If there is no such window in S that covers all characters in T, return the empty string "". If there are multiple such minimum-length windows, return the one with the left-most starting index.

Example 1:

Input: 
S = "abcdebdde", T = "bde"
Output: "bcde"
Explanation: 
"bcde" is the answer because it occurs before "bdde" which has the same length.
"deb" is not a smaller window because the elements of T in the window must occur in order.

Note:

All the strings in the input will only contain lowercase letters.
The length of S will be in the range [1, 20000].
The length of T will be in the range [1, 100].

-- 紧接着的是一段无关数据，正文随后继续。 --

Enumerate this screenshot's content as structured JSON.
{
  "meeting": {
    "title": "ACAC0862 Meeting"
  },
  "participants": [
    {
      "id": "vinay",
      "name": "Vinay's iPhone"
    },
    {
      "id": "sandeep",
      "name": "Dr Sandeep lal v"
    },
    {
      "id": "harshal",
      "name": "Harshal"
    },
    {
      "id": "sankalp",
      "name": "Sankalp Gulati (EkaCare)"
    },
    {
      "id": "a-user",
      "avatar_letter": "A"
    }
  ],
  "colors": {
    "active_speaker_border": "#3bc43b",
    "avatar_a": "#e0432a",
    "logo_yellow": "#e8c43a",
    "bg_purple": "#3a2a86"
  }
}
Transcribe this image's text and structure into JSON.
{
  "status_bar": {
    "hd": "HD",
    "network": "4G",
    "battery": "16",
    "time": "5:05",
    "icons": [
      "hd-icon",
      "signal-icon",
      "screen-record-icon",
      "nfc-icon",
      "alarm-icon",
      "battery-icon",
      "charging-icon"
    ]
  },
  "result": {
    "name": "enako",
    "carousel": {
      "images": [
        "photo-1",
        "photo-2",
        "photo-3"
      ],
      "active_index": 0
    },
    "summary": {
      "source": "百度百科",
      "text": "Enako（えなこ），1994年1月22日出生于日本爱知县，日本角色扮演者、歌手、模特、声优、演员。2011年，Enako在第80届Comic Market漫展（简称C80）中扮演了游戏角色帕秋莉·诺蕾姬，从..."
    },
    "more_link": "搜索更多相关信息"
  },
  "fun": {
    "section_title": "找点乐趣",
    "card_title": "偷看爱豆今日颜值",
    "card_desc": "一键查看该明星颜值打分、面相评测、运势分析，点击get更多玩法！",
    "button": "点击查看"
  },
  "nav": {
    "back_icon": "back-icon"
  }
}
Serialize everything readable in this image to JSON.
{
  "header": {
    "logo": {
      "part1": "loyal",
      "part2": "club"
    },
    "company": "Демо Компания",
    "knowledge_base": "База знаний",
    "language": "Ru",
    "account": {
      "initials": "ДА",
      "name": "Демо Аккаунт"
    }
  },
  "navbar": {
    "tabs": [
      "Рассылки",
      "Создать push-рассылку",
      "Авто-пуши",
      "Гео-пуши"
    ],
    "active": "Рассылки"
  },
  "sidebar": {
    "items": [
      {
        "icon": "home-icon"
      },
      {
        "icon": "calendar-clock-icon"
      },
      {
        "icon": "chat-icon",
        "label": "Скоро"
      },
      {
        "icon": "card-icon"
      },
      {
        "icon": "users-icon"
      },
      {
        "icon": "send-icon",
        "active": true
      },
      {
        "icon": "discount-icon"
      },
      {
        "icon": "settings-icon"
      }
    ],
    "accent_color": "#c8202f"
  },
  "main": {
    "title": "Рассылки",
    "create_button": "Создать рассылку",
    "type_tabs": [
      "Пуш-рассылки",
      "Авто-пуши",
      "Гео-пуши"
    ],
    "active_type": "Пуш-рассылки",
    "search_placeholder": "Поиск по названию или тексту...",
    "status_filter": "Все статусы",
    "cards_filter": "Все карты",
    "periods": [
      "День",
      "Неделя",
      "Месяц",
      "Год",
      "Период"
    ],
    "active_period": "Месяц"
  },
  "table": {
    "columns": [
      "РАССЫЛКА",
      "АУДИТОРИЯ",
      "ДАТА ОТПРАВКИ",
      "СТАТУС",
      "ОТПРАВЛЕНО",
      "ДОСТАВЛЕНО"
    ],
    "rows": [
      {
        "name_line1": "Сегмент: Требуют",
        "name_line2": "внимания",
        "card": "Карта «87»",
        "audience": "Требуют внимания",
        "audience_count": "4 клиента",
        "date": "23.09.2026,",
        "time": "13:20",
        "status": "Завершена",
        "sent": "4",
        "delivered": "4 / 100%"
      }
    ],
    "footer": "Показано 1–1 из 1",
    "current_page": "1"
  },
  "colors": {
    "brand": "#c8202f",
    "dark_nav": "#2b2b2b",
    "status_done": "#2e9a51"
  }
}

给定字符串S和T，在S中寻找最小连续子串W，使得T是W的子序列。如果没有找到返回""，如果找到多个最小长度的子串，返回左 index 最小的。

解法1：暴力搜索brute force，对于每一个s[i]，从s[0]到s[i]扫描，看是否按顺序满足目标字符。显然要超时，不是题目要求的。

解法2： 动态规划DP, 二维数组dp[i][j]表示T[0...i]在S中找到的起始下标index，使得S[index, j]满足目前T[0...i]。首先找到能满足满足T中第一个字符T[0]的S中的字符下标存入dp[0][j]，也就是满足第一个字符要求一定是从这些找到的字符开始的。然后在开始找第二个字符T[1]，扫到的字符dp[j]存有index，说明可以从这里记录的index开始，找到等于T[1]的S[j]就把之前那个index存进来，说明从这个index到j满足T[0..1]，一直循环，直到T中的i个字符找完。如果此时dp[i][j]中有index，说明S[index, j]满足条件，如有多个输出最先找到的。

State: dp[i][j]，表示在S中找到的起始下标 index ，使得 S[index...j] 满足目前 T[0...i] 是其子序列。

function: dp[i+1][k] = dp[i][j] if S[k] = T[i+1] , 如果查看到第i+1行（也就是第 T[i+1] 的字符），如果满足S[k] = T[i+1]，就把上一行找到的index赋给它。

Initialize: dp[0][j] = j if S[j] = T[0] , 二维数组的第一行，如果字符S[j] = T[0]，就把S[j]的index(就是j)付给它。其他元素均为 None 或者 -1。

Return: dp[len(T) - 1][j], if dp[len(T) - 1][j] != None，返回最小的。如果没有返回 ""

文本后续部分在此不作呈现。